Находки у с. Турбино под Пермью стали известны еще в 1891 г., однако определение этого памятника в качестве древнего могильника задержалось более чем на 30 лет, пока в 1924–1927 гг. А.В. Шмидт (Schmidt, 1927) не произвел на этом месте первых раскопок. Тогда же стало очевидным, что Сейма и Турбино являются тесно взаимосвязанными памятниками и сама проблема с тех пор в археологической литературе получила наименование сейминско-турбинской.
Могильник у с. Ростовка под Омском стал третьим крупным памятником данного типа, но первым в Сибири. В 1966–1969 гг. его раскапывал В.И. Матющенко (Матющенко, 1975), и эти исследования стали новым этапом в широком обсуждении различных вопросов сейминско-турбинской проблемы. Не менее важными для ее решения оказались раскопки того же В.И. Матющенко поселения Самусь IV близ Томска (Матющенко, 1959, 1961, 1973), проведенные в 1954–1958 гг. В слоях этого поселка, как считали, удалось найти одно из важнейших звеньев сейминско-турбинской культуры: многочисленные литейные формы для отливки кельтов и наконечников копий. Однако проделанный в самое последнее время параметрический анализ подобных орудий в сейминско-турбинских коллекциях, с одной стороны, и самусьских матриц — с другой, недвусмысленно показал, что в этих формах сейминско-турбинские орудия отливаться не могли. Самусьские типы — более поздние, они вписываются в последующий хронологический горизонт самого конца бронзового века. Эти формы лишь продолжают линию развития сейминско-турбинских форм кельтов и наконечников копий.
И, наконец, последний значительный могильник — Решное на Оке — был обнаружен в 1974–1975 гг., а в 1975–1976 гг. его исследования предпринял О.Н. Бадер (Бадер, 1976а, 1977). Так вкратце выглядит история открытий важнейших памятников сейминско-турбинского типа.
Крупнейшим могильникам этого типа фатально «не везло» ни в отношении качества полевых исследований, ни в плане их опубликования. Сейминский могильник был практически уничтожен в результате сугубо антинаучных «раскопок» 1912 и 1914 гг., проведенных воинскими частями под руководством членов Нижегородской архивной комиссии без участия археологов-профессионалов. Турбинский некрополь раскапывался А.В. Шмидтом (1924–1927 гг.), Н.А. Прокошевым (1934–1935 гг.) и О.Н. Бадером (1958–1960 гг.). Сведения о раскопках 1934–1935 гг. появились в печати лишь в 1961 г. (Крижевская, Прокошев, 1961). Монографическое исследование О.Н. Бадера было опубликовано в 1964 г. (Бадер, 1964а), однако в этой книге не описано большинство комплексов кладбища, в частности тех, которые содержали металл. Сведения о раскопках Ростовки до сих пор разбросаны по статьям и мелким заметкам (Матющенко, 1968, 1970а, 1970б, 1972, 1974б, 1975, 1978; Матющенко, Ложникова, 1969а). Поныне отсутствует палеоантропологический анализ костных останков из этого могильника. Еще более скупы сведения о материалах из Решного.

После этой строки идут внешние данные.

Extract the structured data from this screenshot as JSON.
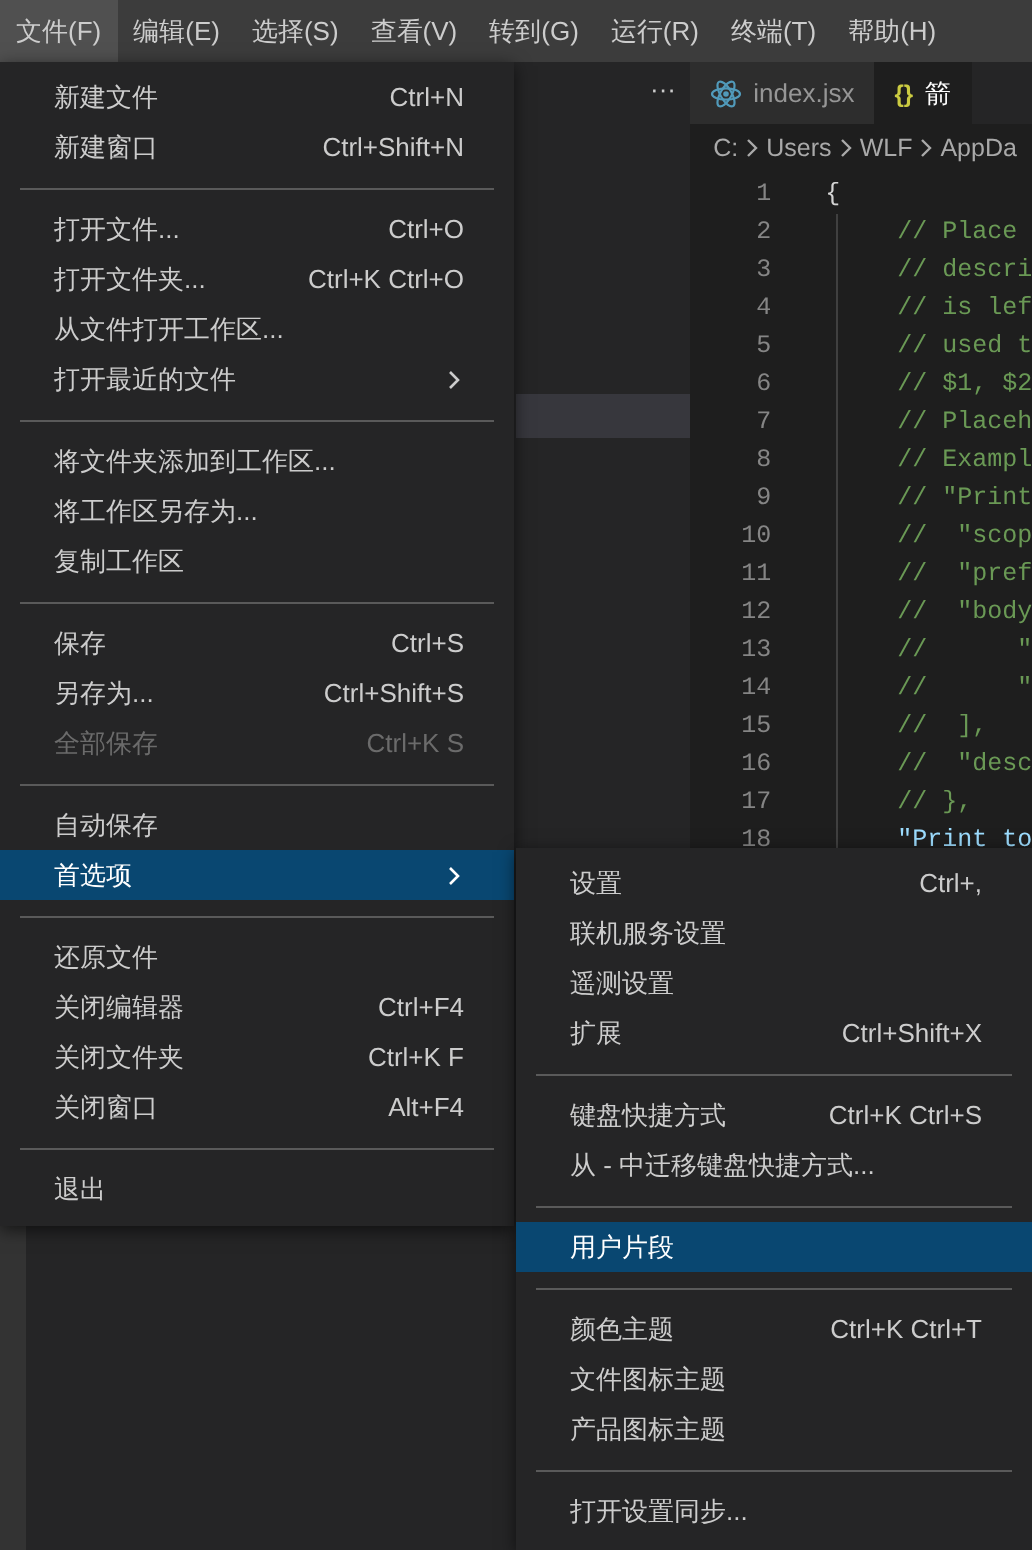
{
  "menubar": [
    {
      "label": "文件(F)",
      "selected": true
    },
    {
      "label": "编辑(E)",
      "selected": false
    },
    {
      "label": "选择(S)",
      "selected": false
    },
    {
      "label": "查看(V)",
      "selected": false
    },
    {
      "label": "转到(G)",
      "selected": false
    },
    {
      "label": "运行(R)",
      "selected": false
    },
    {
      "label": "终端(T)",
      "selected": false
    },
    {
      "label": "帮助(H)",
      "selected": false
    }
  ],
  "editor": {
    "overflow_button": "···",
    "tabs": [
      {
        "kind": "react",
        "label": "index.jsx",
        "selected": false
      },
      {
        "kind": "glyph",
        "glyph": "{}",
        "label": "箭",
        "selected": true
      }
    ],
    "breadcrumb": [
      "C:",
      "Users",
      "WLF",
      "AppDa"
    ],
    "code_lines": [
      {
        "number": "1",
        "kind": "brace",
        "text": "{"
      },
      {
        "number": "2",
        "kind": "comment",
        "text": "// Place"
      },
      {
        "number": "3",
        "kind": "comment",
        "text": "// descri"
      },
      {
        "number": "4",
        "kind": "comment",
        "text": "// is lef"
      },
      {
        "number": "5",
        "kind": "comment",
        "text": "// used t"
      },
      {
        "number": "6",
        "kind": "comment",
        "text": "// $1, $2"
      },
      {
        "number": "7",
        "kind": "comment",
        "text": "// Placeh"
      },
      {
        "number": "8",
        "kind": "comment",
        "text": "// Exampl"
      },
      {
        "number": "9",
        "kind": "comment",
        "text": "// \"Print"
      },
      {
        "number": "10",
        "kind": "comment",
        "text": "//  \"scop"
      },
      {
        "number": "11",
        "kind": "comment",
        "text": "//  \"pref"
      },
      {
        "number": "12",
        "kind": "comment",
        "text": "//  \"body"
      },
      {
        "number": "13",
        "kind": "comment",
        "text": "//      \""
      },
      {
        "number": "14",
        "kind": "comment",
        "text": "//      \""
      },
      {
        "number": "15",
        "kind": "comment",
        "text": "//  ],"
      },
      {
        "number": "16",
        "kind": "comment",
        "text": "//  \"desc"
      },
      {
        "number": "17",
        "kind": "comment",
        "text": "// },"
      },
      {
        "number": "18",
        "kind": "string",
        "text": "\"Print to"
      }
    ]
  },
  "file_menu": [
    {
      "kind": "item",
      "label": "新建文件",
      "shortcut": "Ctrl+N",
      "disabled": false,
      "selected": false
    },
    {
      "kind": "item",
      "label": "新建窗口",
      "shortcut": "Ctrl+Shift+N",
      "disabled": false,
      "selected": false
    },
    {
      "kind": "separator"
    },
    {
      "kind": "item",
      "label": "打开文件...",
      "shortcut": "Ctrl+O",
      "disabled": false,
      "selected": false
    },
    {
      "kind": "item",
      "label": "打开文件夹...",
      "shortcut": "Ctrl+K Ctrl+O",
      "disabled": false,
      "selected": false
    },
    {
      "kind": "item",
      "label": "从文件打开工作区...",
      "disabled": false,
      "selected": false
    },
    {
      "kind": "submenu",
      "label": "打开最近的文件",
      "disabled": false,
      "selected": false
    },
    {
      "kind": "separator"
    },
    {
      "kind": "item",
      "label": "将文件夹添加到工作区...",
      "disabled": false,
      "selected": false
    },
    {
      "kind": "item",
      "label": "将工作区另存为...",
      "disabled": false,
      "selected": false
    },
    {
      "kind": "item",
      "label": "复制工作区",
      "disabled": false,
      "selected": false
    },
    {
      "kind": "separator"
    },
    {
      "kind": "item",
      "label": "保存",
      "shortcut": "Ctrl+S",
      "disabled": false,
      "selected": false
    },
    {
      "kind": "item",
      "label": "另存为...",
      "shortcut": "Ctrl+Shift+S",
      "disabled": false,
      "selected": false
    },
    {
      "kind": "item",
      "label": "全部保存",
      "shortcut": "Ctrl+K S",
      "disabled": true,
      "selected": false
    },
    {
      "kind": "separator"
    },
    {
      "kind": "item",
      "label": "自动保存",
      "disabled": false,
      "selected": false
    },
    {
      "kind": "submenu",
      "label": "首选项",
      "disabled": false,
      "selected": true
    },
    {
      "kind": "separator"
    },
    {
      "kind": "item",
      "label": "还原文件",
      "disabled": false,
      "selected": false
    },
    {
      "kind": "item",
      "label": "关闭编辑器",
      "shortcut": "Ctrl+F4",
      "disabled": false,
      "selected": false
    },
    {
      "kind": "item",
      "label": "关闭文件夹",
      "shortcut": "Ctrl+K F",
      "disabled": false,
      "selected": false
    },
    {
      "kind": "item",
      "label": "关闭窗口",
      "shortcut": "Alt+F4",
      "disabled": false,
      "selected": false
    },
    {
      "kind": "separator"
    },
    {
      "kind": "item",
      "label": "退出",
      "disabled": false,
      "selected": false
    }
  ],
  "preferences_submenu": [
    {
      "kind": "item",
      "label": "设置",
      "shortcut": "Ctrl+,",
      "disabled": false,
      "selected": false
    },
    {
      "kind": "item",
      "label": "联机服务设置",
      "disabled": false,
      "selected": false
    },
    {
      "kind": "item",
      "label": "遥测设置",
      "disabled": false,
      "selected": false
    },
    {
      "kind": "item",
      "label": "扩展",
      "shortcut": "Ctrl+Shift+X",
      "disabled": false,
      "selected": false
    },
    {
      "kind": "separator"
    },
    {
      "kind": "item",
      "label": "键盘快捷方式",
      "shortcut": "Ctrl+K Ctrl+S",
      "disabled": false,
      "selected": false
    },
    {
      "kind": "item",
      "label": "从 - 中迁移键盘快捷方式...",
      "disabled": false,
      "selected": false
    },
    {
      "kind": "separator"
    },
    {
      "kind": "item",
      "label": "用户片段",
      "disabled": false,
      "selected": true
    },
    {
      "kind": "separator"
    },
    {
      "kind": "item",
      "label": "颜色主题",
      "shortcut": "Ctrl+K Ctrl+T",
      "disabled": false,
      "selected": false
    },
    {
      "kind": "item",
      "label": "文件图标主题",
      "disabled": false,
      "selected": false
    },
    {
      "kind": "item",
      "label": "产品图标主题",
      "disabled": false,
      "selected": false
    },
    {
      "kind": "separator"
    },
    {
      "kind": "item",
      "label": "打开设置同步...",
      "disabled": false,
      "selected": false
    }
  ]
}
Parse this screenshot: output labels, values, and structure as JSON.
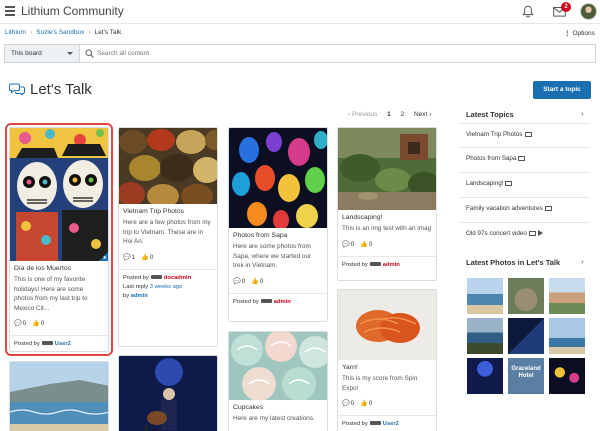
{
  "header": {
    "brand": "Lithium Community",
    "notification_count": "2"
  },
  "breadcrumb": {
    "items": [
      "Lithium",
      "Suzie's Sandbox",
      "Let's Talk"
    ],
    "options_label": "Options"
  },
  "search": {
    "board_label": "This board",
    "placeholder": "Search all content"
  },
  "page": {
    "title": "Let's Talk",
    "start_button": "Start a topic"
  },
  "pagination": {
    "previous": "‹ Previous",
    "pages": [
      "1",
      "2"
    ],
    "next": "Next ›",
    "current": "1"
  },
  "cards": [
    {
      "title": "Día de los Muertos",
      "description": "This is one of my favorite holidays! Here are some photos from my last trip to Mexico Cit...",
      "comments": "0",
      "kudos": "0",
      "posted_by_label": "Posted by",
      "author": "User2"
    },
    {
      "title": "Vietnam Trip Photos",
      "description": "Here are a few photos from my trip to Vietnam. These are in Hoi An.",
      "comments": "1",
      "kudos": "0",
      "posted_by_label": "Posted by",
      "author": "docadmin",
      "last_reply_label": "Last reply",
      "last_reply_time": "3 weeks ago",
      "by_label": "by",
      "last_reply_by": "admin"
    },
    {
      "title": "Photos from Sapa",
      "description": "Here are some photos from Sapa, where we started our trek in Vietnam.",
      "comments": "0",
      "kudos": "0",
      "posted_by_label": "Posted by",
      "author": "admin"
    },
    {
      "title": "Landscaping!",
      "description": "This is an img test with an imag",
      "comments": "0",
      "kudos": "0",
      "posted_by_label": "Posted by",
      "author": "admin"
    },
    {
      "title": "Yarn!",
      "description": "This is my score from Spin Expo!",
      "comments": "0",
      "kudos": "0",
      "posted_by_label": "Posted by",
      "author": "User2"
    },
    {
      "title": "Cupcakes",
      "description": "Here are my latest creations."
    }
  ],
  "sidebar": {
    "latest_topics_title": "Latest Topics",
    "topics": [
      "Vietnam Trip Photos",
      "Photos from Sapa",
      "Landscaping!",
      "Family vacation adventures",
      "Old 97s concert video"
    ],
    "latest_photos_title": "Latest Photos in Let's Talk",
    "photo_sign_text": "Graceland Hotel"
  },
  "colors": {
    "accent": "#1a6fb0",
    "user_red": "#d0021b",
    "selection": "#e04646"
  }
}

После того как В.А. Городцов опубликовал находки на Сейминской дюне, дискуссия по сейминско-турбинской проблеме велась в основном по трем вопросам: 1) генезис явления; 2) абсолютная и относительная хронология памятников, 3) соотношение между культурами или культурная принадлежность сейминско-турбинских памятников.
Наименее спорным представлялся вопрос о генетических корнях сейминско-турбинских древностей. Лишь только в самом начале дискуссии А.М. Тальгрен (Tallgren, 1919, p. 516) предложил их связь с фатьяновской культурой. Однако от этой гипотезы он отказался уже после первых раскопок Турбина (Tallgren, 1925, s. 16). В.А. Городцов уже в 1916 г. выразил совершенно четкое мнение о восточных — сибирских корнях этой культуры, и с тех пор эта гипотеза в принципе не подвергалась серьезным сомнениям. Дискутировалась лишь привязка к конкретным районам Сибири: Алтай (Тихонов, 1960, с. 25, 26, 41; Членова, 1972, с. 139), Западная Сибирь (Косарев, 1981а, с. 89–96) или Восточная Сибирь (Сафронов, 1970, с. 14).